There is an increasing attention on using the Bayesian framework for high dimensional problems due to the flexibility of the modeling paradigm and the recent advances, particularly in terms of computation, are quite promising. I have only mentioned a few such examples and of course there are a lot of other exciting developments in this direction which I will be glad to discuss about in a different note. I hope that the power and flexibility of Bayesian approaches demonstrated in some of the recent works I discussed will fuel more interest in using them in practice.
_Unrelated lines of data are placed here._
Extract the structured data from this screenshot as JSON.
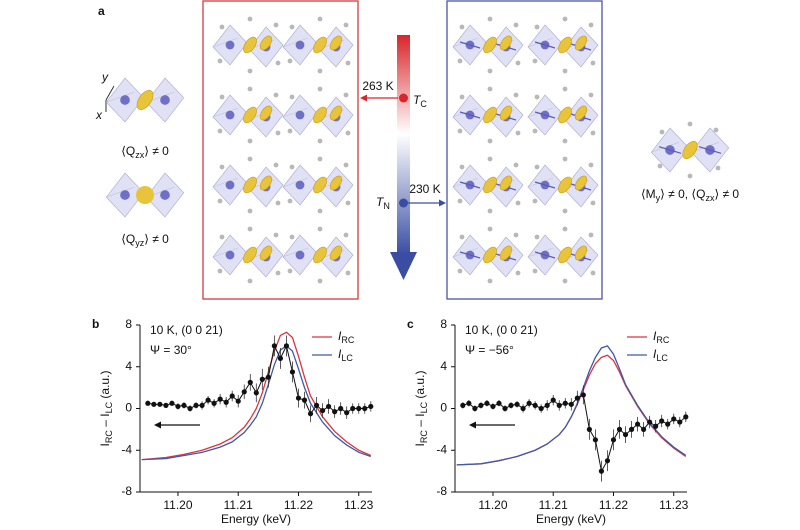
{
  "panel_a": {
    "label": "a",
    "axis_y": "y",
    "axis_x": "x",
    "left_labels": [
      [
        "⟨Q",
        "zx",
        "⟩ ≠ 0"
      ],
      [
        "⟨Q",
        "yz",
        "⟩ ≠ 0"
      ]
    ],
    "right_label": [
      "⟨M",
      "y",
      "⟩ ≠ 0, ⟨Q",
      "zx",
      "⟩ ≠ 0"
    ],
    "tc": {
      "temp": "263 K",
      "symbol": "T",
      "sub": "C"
    },
    "tn": {
      "temp": "230 K",
      "symbol": "T",
      "sub": "N"
    }
  },
  "chart_data": [
    {
      "type": "line",
      "panel": "b",
      "annotations": [
        "10 K, (0 0 21)",
        "Ψ = 30°"
      ],
      "xlabel": "Energy (keV)",
      "ylabel": [
        "I",
        "RC",
        " – I",
        "LC",
        " (a.u.)"
      ],
      "xlim": [
        11.1937,
        11.2322
      ],
      "ylim": [
        -8,
        8
      ],
      "xticks": [
        {
          "value": 11.2,
          "label": "11.20"
        },
        {
          "value": 11.21,
          "label": "11.21"
        },
        {
          "value": 11.22,
          "label": "11.22"
        },
        {
          "value": 11.23,
          "label": "11.23"
        }
      ],
      "yticks": [
        8,
        4,
        0,
        -4,
        -8
      ],
      "series": [
        {
          "name": "I",
          "name_sub": "RC",
          "color": "#d9343f",
          "x": [
            11.194,
            11.198,
            11.201,
            11.204,
            11.207,
            11.209,
            11.211,
            11.212,
            11.213,
            11.214,
            11.215,
            11.216,
            11.217,
            11.218,
            11.219,
            11.22,
            11.221,
            11.222,
            11.224,
            11.226,
            11.228,
            11.23,
            11.232
          ],
          "values": [
            -4.9,
            -4.7,
            -4.4,
            -4.0,
            -3.4,
            -2.8,
            -1.8,
            -1.0,
            0,
            1.5,
            3.5,
            5.5,
            7.0,
            7.3,
            6.8,
            5.0,
            3.0,
            1.2,
            -0.8,
            -2.2,
            -3.2,
            -4.0,
            -4.5
          ]
        },
        {
          "name": "I",
          "name_sub": "LC",
          "color": "#3f5aa8",
          "x": [
            11.194,
            11.198,
            11.201,
            11.204,
            11.207,
            11.209,
            11.211,
            11.212,
            11.213,
            11.214,
            11.215,
            11.216,
            11.217,
            11.218,
            11.219,
            11.22,
            11.221,
            11.222,
            11.224,
            11.226,
            11.228,
            11.23,
            11.232
          ],
          "values": [
            -4.9,
            -4.8,
            -4.5,
            -4.2,
            -3.7,
            -3.2,
            -2.3,
            -1.6,
            -0.8,
            0.5,
            2.3,
            4.2,
            5.6,
            6.0,
            5.5,
            3.8,
            2.0,
            0.5,
            -1.3,
            -2.6,
            -3.5,
            -4.2,
            -4.6
          ]
        },
        {
          "color": "#111111",
          "x": [
            11.195,
            11.196,
            11.197,
            11.198,
            11.199,
            11.2,
            11.201,
            11.202,
            11.203,
            11.204,
            11.205,
            11.206,
            11.207,
            11.208,
            11.209,
            11.21,
            11.211,
            11.212,
            11.213,
            11.214,
            11.215,
            11.216,
            11.217,
            11.218,
            11.219,
            11.22,
            11.221,
            11.222,
            11.223,
            11.224,
            11.225,
            11.226,
            11.227,
            11.228,
            11.229,
            11.23,
            11.231,
            11.232
          ],
          "values": [
            0.5,
            0.4,
            0.4,
            0.3,
            0.5,
            0.2,
            0.3,
            0.0,
            0.3,
            0.3,
            0.8,
            0.5,
            0.9,
            0.6,
            1.2,
            0.7,
            1.6,
            2.5,
            1.5,
            2.8,
            3.0,
            6.0,
            4.8,
            6.0,
            3.5,
            1.0,
            0.8,
            -0.5,
            0.3,
            -0.2,
            0.2,
            -0.3,
            0.0,
            -0.4,
            0.0,
            0.0,
            0.0,
            0.2
          ],
          "errors": [
            0.2,
            0.2,
            0.2,
            0.2,
            0.2,
            0.3,
            0.3,
            0.3,
            0.3,
            0.4,
            0.4,
            0.4,
            0.5,
            0.5,
            0.5,
            0.6,
            0.7,
            0.8,
            0.9,
            1.0,
            1.0,
            1.0,
            1.0,
            1.0,
            1.0,
            0.9,
            0.8,
            0.8,
            0.8,
            0.7,
            0.7,
            0.6,
            0.6,
            0.6,
            0.5,
            0.5,
            0.5,
            0.5
          ]
        }
      ]
    },
    {
      "type": "line",
      "panel": "c",
      "annotations": [
        "10 K, (0 0 21)",
        "Ψ = −56°"
      ],
      "xlabel": "Energy (keV)",
      "ylabel": [
        "I",
        "RC",
        " – I",
        "LC",
        " (a.u.)"
      ],
      "xlim": [
        11.1937,
        11.2322
      ],
      "ylim": [
        -8,
        8
      ],
      "xticks": [
        {
          "value": 11.2,
          "label": "11.20"
        },
        {
          "value": 11.21,
          "label": "11.21"
        },
        {
          "value": 11.22,
          "label": "11.22"
        },
        {
          "value": 11.23,
          "label": "11.23"
        }
      ],
      "yticks": [
        8,
        4,
        0,
        -4,
        -8
      ],
      "series": [
        {
          "name": "I",
          "name_sub": "RC",
          "color": "#d9343f",
          "x": [
            11.194,
            11.198,
            11.201,
            11.204,
            11.207,
            11.209,
            11.211,
            11.212,
            11.213,
            11.214,
            11.215,
            11.216,
            11.217,
            11.218,
            11.219,
            11.22,
            11.221,
            11.222,
            11.224,
            11.226,
            11.228,
            11.23,
            11.232
          ],
          "values": [
            -5.4,
            -5.3,
            -5.0,
            -4.6,
            -4.0,
            -3.4,
            -2.5,
            -1.8,
            -0.8,
            0.4,
            1.8,
            3.2,
            4.3,
            4.9,
            5.1,
            4.6,
            3.5,
            2.2,
            0.2,
            -1.5,
            -2.8,
            -3.8,
            -4.6
          ]
        },
        {
          "name": "I",
          "name_sub": "LC",
          "color": "#3f5aa8",
          "x": [
            11.194,
            11.198,
            11.201,
            11.204,
            11.207,
            11.209,
            11.211,
            11.212,
            11.213,
            11.214,
            11.215,
            11.216,
            11.217,
            11.218,
            11.219,
            11.22,
            11.221,
            11.222,
            11.224,
            11.226,
            11.228,
            11.23,
            11.232
          ],
          "values": [
            -5.4,
            -5.3,
            -5.0,
            -4.6,
            -4.0,
            -3.4,
            -2.5,
            -1.8,
            -0.8,
            0.5,
            2.0,
            3.6,
            4.9,
            5.8,
            6.0,
            5.2,
            3.8,
            2.3,
            0.3,
            -1.4,
            -2.7,
            -3.7,
            -4.5
          ]
        },
        {
          "color": "#111111",
          "x": [
            11.195,
            11.196,
            11.197,
            11.198,
            11.199,
            11.2,
            11.201,
            11.202,
            11.203,
            11.204,
            11.205,
            11.206,
            11.207,
            11.208,
            11.209,
            11.21,
            11.211,
            11.212,
            11.213,
            11.214,
            11.215,
            11.216,
            11.217,
            11.218,
            11.219,
            11.22,
            11.221,
            11.222,
            11.223,
            11.224,
            11.225,
            11.226,
            11.227,
            11.228,
            11.229,
            11.23,
            11.231,
            11.232
          ],
          "values": [
            0.3,
            0.5,
            0.0,
            0.3,
            0.5,
            0.2,
            0.5,
            0.0,
            0.3,
            0.4,
            0.0,
            0.5,
            0.3,
            0.0,
            0.3,
            0.8,
            0.3,
            0.5,
            0.4,
            1.0,
            1.3,
            -2.0,
            -3.0,
            -6.0,
            -5.0,
            -3.0,
            -2.0,
            -2.5,
            -2.0,
            -1.5,
            -2.0,
            -1.3,
            -1.7,
            -1.2,
            -1.5,
            -1.0,
            -1.3,
            -0.8
          ],
          "errors": [
            0.3,
            0.3,
            0.3,
            0.3,
            0.3,
            0.3,
            0.3,
            0.3,
            0.3,
            0.3,
            0.4,
            0.4,
            0.4,
            0.4,
            0.5,
            0.5,
            0.5,
            0.5,
            0.6,
            0.7,
            0.9,
            1.0,
            1.0,
            1.0,
            1.0,
            1.0,
            0.9,
            0.8,
            0.8,
            0.7,
            0.7,
            0.6,
            0.6,
            0.6,
            0.5,
            0.5,
            0.5,
            0.5
          ]
        }
      ]
    }
  ]
}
An important responsibility on the academic community is to effectively communicate the utility of the Bayesian framework for high dimensional data to practitioners and to teach the relevant methodological as well as computational techniques to our students. I wish that all the undergraduate students majoring in statistics get to learn at least some basics of Bayesian statistics, which I think is currently not the case in some programs. More importantly, our graduate students would greatly benefit from having an exposure to the Bayesian framework at least so that they will have a different perspective. In the graduate courses I teach, I make it a point to discuss the Bayesian methodology and especially its use for variable selection. This semester I am offering a special topics course at the University of Illinois which covers some advanced Bayesian modeling techniques that I believe will prepare our graduate students for careers in both academia and industry.